On 7/18/2012 5:12 AM, Bruno Marchal wrote:
Let g be the proposition that God exists. And let me be the proposition that Matter
(primitive matter) exists.
Then, by the most common definition of atheism, atheists are doubly believer as they
verify, with B for "believes": B~g and Bm.
Science is or should be agnostic on both ~Bg and ~Bm (and ~B~g, and ~B~m).
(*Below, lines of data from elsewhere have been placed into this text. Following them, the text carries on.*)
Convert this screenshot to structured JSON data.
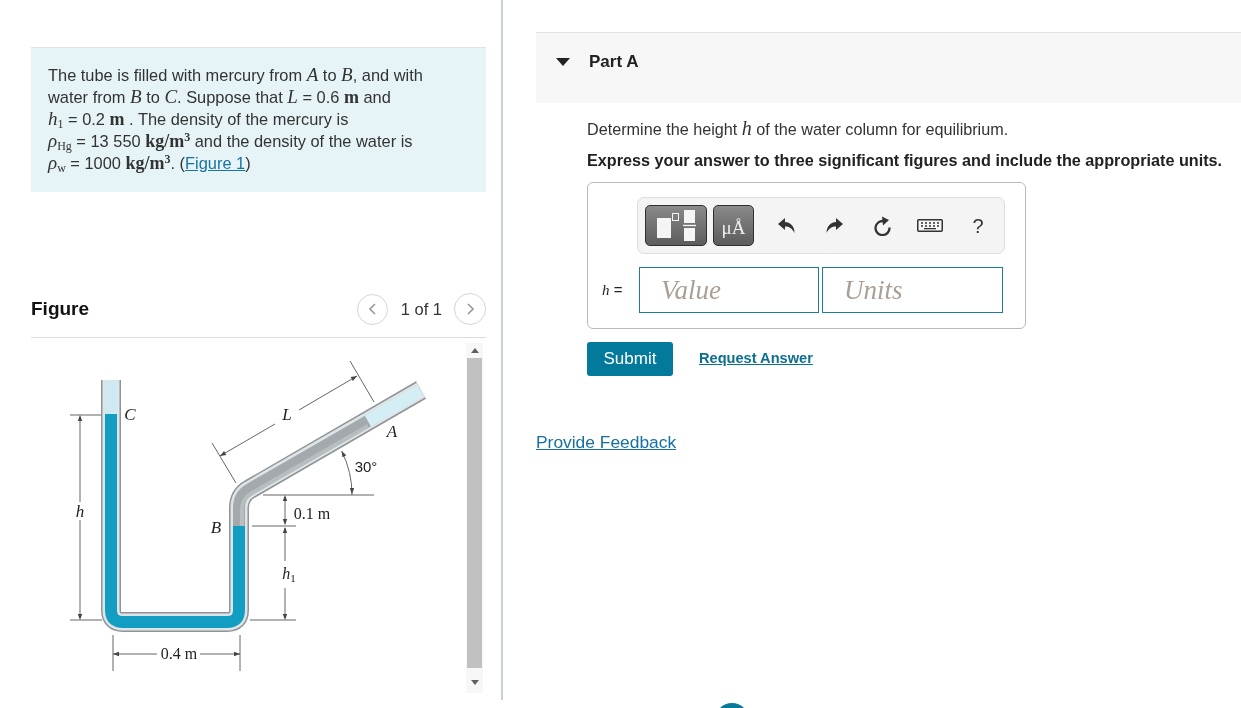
{
  "problem": {
    "text": "The tube is filled with mercury from *A* to *B*, and with water from *B* to *C*. Suppose that *L* = 0.6 **m** and *h*$_{1}$ = 0.2 **m** . The density of the mercury is *ρ*$_{Hg}$ = 13 550 **kg/m**$^{3}$ and the density of the water is *ρ*$_{w}$ = 1000 **kg/m**$^{3}$. (",
    "link": "Figure 1",
    "text_after": ")"
  },
  "figure": {
    "title": "Figure",
    "pager": "1 of 1",
    "labels": [
      {
        "text": "C",
        "kind": "variable"
      },
      {
        "text": "L",
        "kind": "variable"
      },
      {
        "text": "A",
        "kind": "variable"
      },
      {
        "text": "30°",
        "kind": "angle"
      },
      {
        "text": "h",
        "kind": "variable"
      },
      {
        "text": "0.1 m",
        "kind": "measure"
      },
      {
        "text": "B",
        "kind": "variable"
      },
      {
        "text": "*h*$_{1}$",
        "kind": "measure"
      },
      {
        "text": "0.4 m",
        "kind": "measure"
      }
    ]
  },
  "part": {
    "title": "Part A",
    "expanded": true,
    "question": "Determine the height *h* of the water column for equilibrium.",
    "instruction": "Express your answer to three significant figures and include the appropriate units.",
    "toolbar": {
      "units_button": "μÅ",
      "help_button": "?"
    },
    "answer_label": "*h* =",
    "value_field": {
      "placeholder": "Value"
    },
    "units_field": {
      "placeholder": "Units"
    },
    "submit": "Submit",
    "request_answer": "Request Answer"
  },
  "feedback_link": "Provide Feedback"
}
This is wrong in two ways, which you muddle by not defining God. Let g be the proposition
that some god(s) exist and let G be the proposition that the god of theism (a creator who
judges and wants to be worshipped) exists. Let m be the proposition that matter (tables
and chairs and atoms) exists. Then atheists B~G and ~Bg and all sane people Bm. So then
in parallel let M be the proposition that...what? I don't know what it would mean to say
M="matter is fundamental" because there is no definite boundary on "matter". Nobody
thinks table and chairs are fundamental. Some physicists think that the Standard Model of
matter is sufficient to explain all ordinary experience, but they know it doesn't include
dark matter, dark energy, or gravity. So they may hypothesize that some better
mathematical model will describe a more comprehensive 'matter' that will be a
theory-of-everything - but then 'matter' is just an honorific bestowed on whatever exists
according to the current best theory. It is only 'fundamental' in the sense that we
haven't been able to explain it further, yet. No one stops looking for the better theory
because they have faith or because it would be heretical.